So, I'm doing lesson planning today, and realize that I have to teach next week, then the following week, and then the following week is final exams!!! YEAH!!! I thought I had like 4-5 weeks of teaching left, not only 3! AAAHHH!!! Summer break, here I come! (I think my last day is the 14th or something.)
Clara~ We all do that!
BTW, I learned something yesterday that's really had an effect on me; thought I'd share... I was walking down the hall, when I saw one of the autistic girls getting a drink of water. Someone had turned the water fountain spigot the other way, so the water was flowing all over the ground. She "knew" that something was wrong with the water flowing onto the floor (she kept stopping drinking and looking at the water hit the floor), but yet it didn't process all of the way, b/c she kept going back to drinking the water and then stopping to quizzically look at it going all over the floor.

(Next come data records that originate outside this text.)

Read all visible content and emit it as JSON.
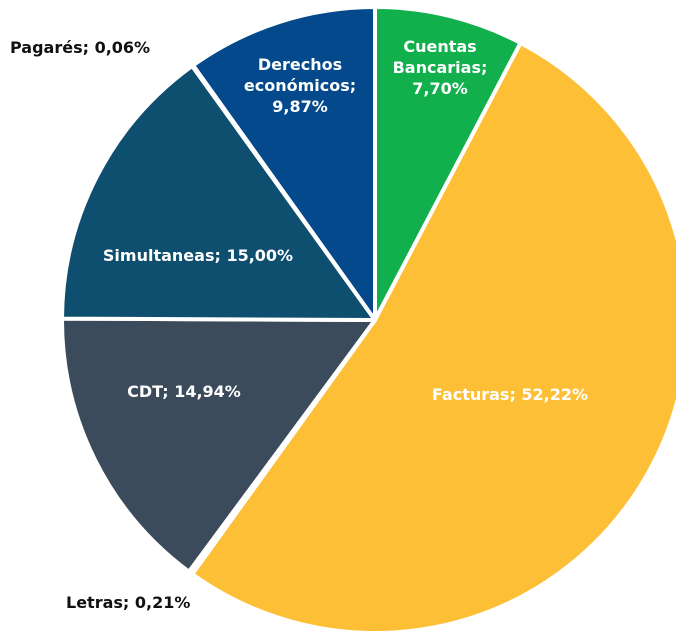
{
  "chart_data": {
    "type": "pie",
    "values": [
      7.7,
      52.22,
      0.21,
      14.94,
      15.0,
      0.06,
      9.87
    ],
    "value_labels": [
      "Cuentas Bancarias; 7,70%",
      "Facturas; 52,22%",
      "Letras; 0,21%",
      "CDT; 14,94%",
      "Simultaneas; 15,00%",
      "Pagarés; 0,06%",
      "Derechos económicos; 9,87%"
    ],
    "colors": [
      "#12b04c",
      "#fcbf36",
      "#f3d58a",
      "#3c4b5b",
      "#0e4e6f",
      "#1b5d86",
      "#04498b"
    ]
  }
}
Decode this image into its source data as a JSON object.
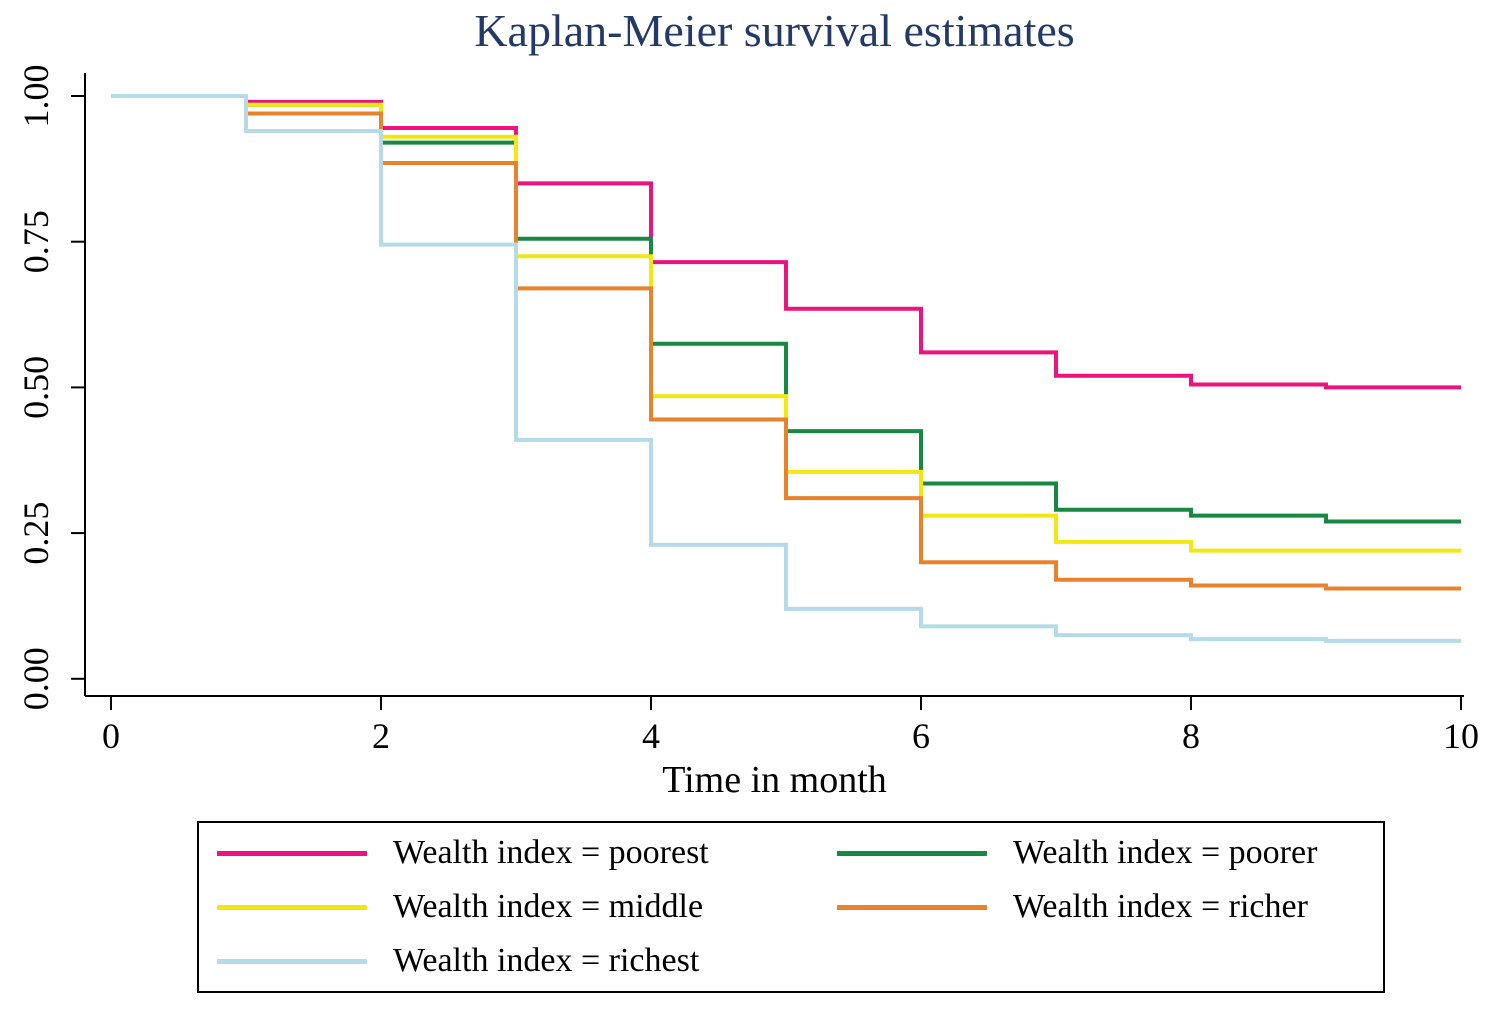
{
  "chart_data": {
    "type": "line",
    "variant": "kaplan-meier-step",
    "title": "Kaplan-Meier survival estimates",
    "title_color": "#233a66",
    "xlabel": "Time in month",
    "ylabel": "",
    "xlim": [
      0,
      10
    ],
    "ylim": [
      0,
      1
    ],
    "xticks": [
      0,
      2,
      4,
      6,
      8,
      10
    ],
    "ytick_labels": [
      "0.00",
      "0.25",
      "0.50",
      "0.75",
      "1.00"
    ],
    "grid": false,
    "legend_position": "bottom",
    "axis_color": "#000000",
    "step_times": [
      0,
      1,
      2,
      3,
      4,
      5,
      6,
      7,
      8,
      9
    ],
    "x_end": 10,
    "series": [
      {
        "name": "Wealth index = poorest",
        "color": "#ed137f",
        "values": [
          1.0,
          0.99,
          0.945,
          0.85,
          0.715,
          0.635,
          0.56,
          0.52,
          0.505,
          0.5
        ]
      },
      {
        "name": "Wealth index = poorer",
        "color": "#188843",
        "values": [
          1.0,
          0.985,
          0.92,
          0.755,
          0.575,
          0.425,
          0.335,
          0.29,
          0.28,
          0.27
        ]
      },
      {
        "name": "Wealth index = middle",
        "color": "#f0e713",
        "values": [
          1.0,
          0.985,
          0.93,
          0.725,
          0.485,
          0.355,
          0.28,
          0.235,
          0.22,
          0.22
        ]
      },
      {
        "name": "Wealth index = richer",
        "color": "#e8822c",
        "values": [
          1.0,
          0.97,
          0.885,
          0.67,
          0.445,
          0.31,
          0.2,
          0.17,
          0.16,
          0.155
        ]
      },
      {
        "name": "Wealth index = richest",
        "color": "#b5dbe8",
        "values": [
          1.0,
          0.94,
          0.745,
          0.41,
          0.23,
          0.12,
          0.09,
          0.075,
          0.068,
          0.065
        ]
      }
    ]
  }
}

In my head, I was like "Ah, bless her heart, she doesn't fully understand that there's something wrong with the the positioning of the spigot." All of a sudden, it hit me that if my 2 yo had done that, I would've yelled at him. "Peter, oh my God... what are you doing? Can't you see that there's water all over the floor? Why would you keep drinking, if there's water going all over the floor." I'm certain that my 2 yo would not have understood to stop drinking either. It made me really realize how unrealistic my expectations for my children are (I know that I struggle with this). It's better for Peter, b/c by the time he's doing stuff, I've been through it already with Jee. But it's really hard with Jeanna, b/c I don't know what to expect from a 4 yo! and she's so big (tall) and so verbal, it makes it harder. I see other 4 yo doing things, and it makes sense, but I see my 4 yo doing things, and I'm like "How could you do that?!" I'm trying so hard to understand "age-appropriate behavior". My SIL says that my brother also has unrealistic expectations, maybe it's how we were raised. My mother is an exceptional mother, very loving, etc., but I definately think she doesn't understand how kids act (ex. One day, when Jee was 11 mo., Jee hit me, and my mom and sister yelled at her, and then ignored her, b/c they were mad at her for hitting me. Are you kidding me?!!!)